Ergüven, “Girne Limanı da Gazimağusa Limanı da açıktır. Tüm yabancı gemiler limanı kullanmaktadır. Geçmişte münferit seferler yapan cruise gemilerinin limanlarımıza uğradığı zamanlar olmuştur. Zira hali hazırda yabancı bayraklı yolcu gemileri de limanlarımızı kullanmaktadır. Buradaki tek sıkıntı lobicilik faaliyetlerindeki eksikliktir. Bu limanların yasal olmadığını dünyada iddia eden sadece Rum Yönetimi’dir. Rum tarafı, lobicilikle kuzeye gemi faaliyetlerini engelliyor. İşte biz de CTP’nin bugüne kadar geliştirdiği güçlü uluslararası ilişkiler ağını ve çözüm vizyonunun sağladığı avantajları kullanarak lobicilik faaliyetlerini artıracağız. Kuzey Kıbrıs’a cruise seferlerini başlatmak için çalışacağız ve başaracağız” ifadelerini kullandı.

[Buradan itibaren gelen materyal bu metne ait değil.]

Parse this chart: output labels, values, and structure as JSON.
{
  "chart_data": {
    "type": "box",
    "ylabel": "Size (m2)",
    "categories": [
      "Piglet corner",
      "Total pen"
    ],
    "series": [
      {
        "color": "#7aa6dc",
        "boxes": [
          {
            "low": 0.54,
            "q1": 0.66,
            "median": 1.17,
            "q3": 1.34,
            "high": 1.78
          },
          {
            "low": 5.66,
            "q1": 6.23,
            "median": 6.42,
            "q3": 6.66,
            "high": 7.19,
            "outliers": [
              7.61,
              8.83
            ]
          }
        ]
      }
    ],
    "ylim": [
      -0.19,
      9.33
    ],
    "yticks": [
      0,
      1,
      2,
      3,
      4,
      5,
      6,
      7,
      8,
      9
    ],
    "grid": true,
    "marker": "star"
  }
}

Kuzey Kıbrıs Limanları ile ilgili Olli Rehn’in “ Kuzeydeki limanlar AB açısından yasaklanmış değildir” açıklamasını hatırlatan Ergüven, bu argümanı da kullanacaklarını vurguladı.

Ulaşım maliyetlerinin yüksek olmasının gerek turizm sektöründeki şirketlerimizi gerekse de seyahat eden vatandaşlarımızı olumsuz etkilediğini belirten Ergüven, maliyetlerin düşürülmesi için mevcut havayolu şirketlerinin sefer sayılarını artırmaları yönünde girişimlerde bulunacaklarını belirtti. Ülkemiz iş insanlarının güçlerini birleştirerek yeni bir havayolu şirketi kurulması için devletin öncü ve teşvik edici olması gerektiğini vurgulayan Ergüven, bu girişimlerin sonuç vermesi halinde rekabet koşullarının gelişeceğini ve ulaşım maliyetlerinin düşeceğini kaydetti.

Ercan Havaalanı işletme devri kapsamında işletmeciye 25 yıl boyunca yolcu trafiği için tek havaalanı kullanılacağının taahhüdünün verildiğini hatırlatan Ergüven, işletme süresinin 29 yıla çıkarılmasını eleştirdi.

Maliyetleri düşürmek için çeşitli girişimler tasarladıklarını ifade eden Ergüven, farklı havayolu şirketlerinin de seferler düzenlemesi için olanaklar yaratılabileceğini, ayrıca farklı destinasyonların da hedefleneceğini anlattı.

Ergüven, “Farklı destinasyonlara da tarifeli seferler yapılabilmesine olanak sağlamak için yabancı şirketlerle de oturup konuşacağız, onları davet edeceğiz. Konu üzerinde çalışıyoruz. Bu konuda lobicilik faaliyetlerine girişeceğiz. Bu kapasitemiz vardır, bunu kullanacağız’’ dedi.

CTP’nin Ekonomik-Sosyal Kalkınma Programında havayolu ulaşımı ve deniz limanlarına ilişkin hedeflerin yanı sıra sektörde çalışma koşullarının düzenlenmesi ve yerli istihdam olanaklarının artırılması gibi hedefler de dikkat çekiyor.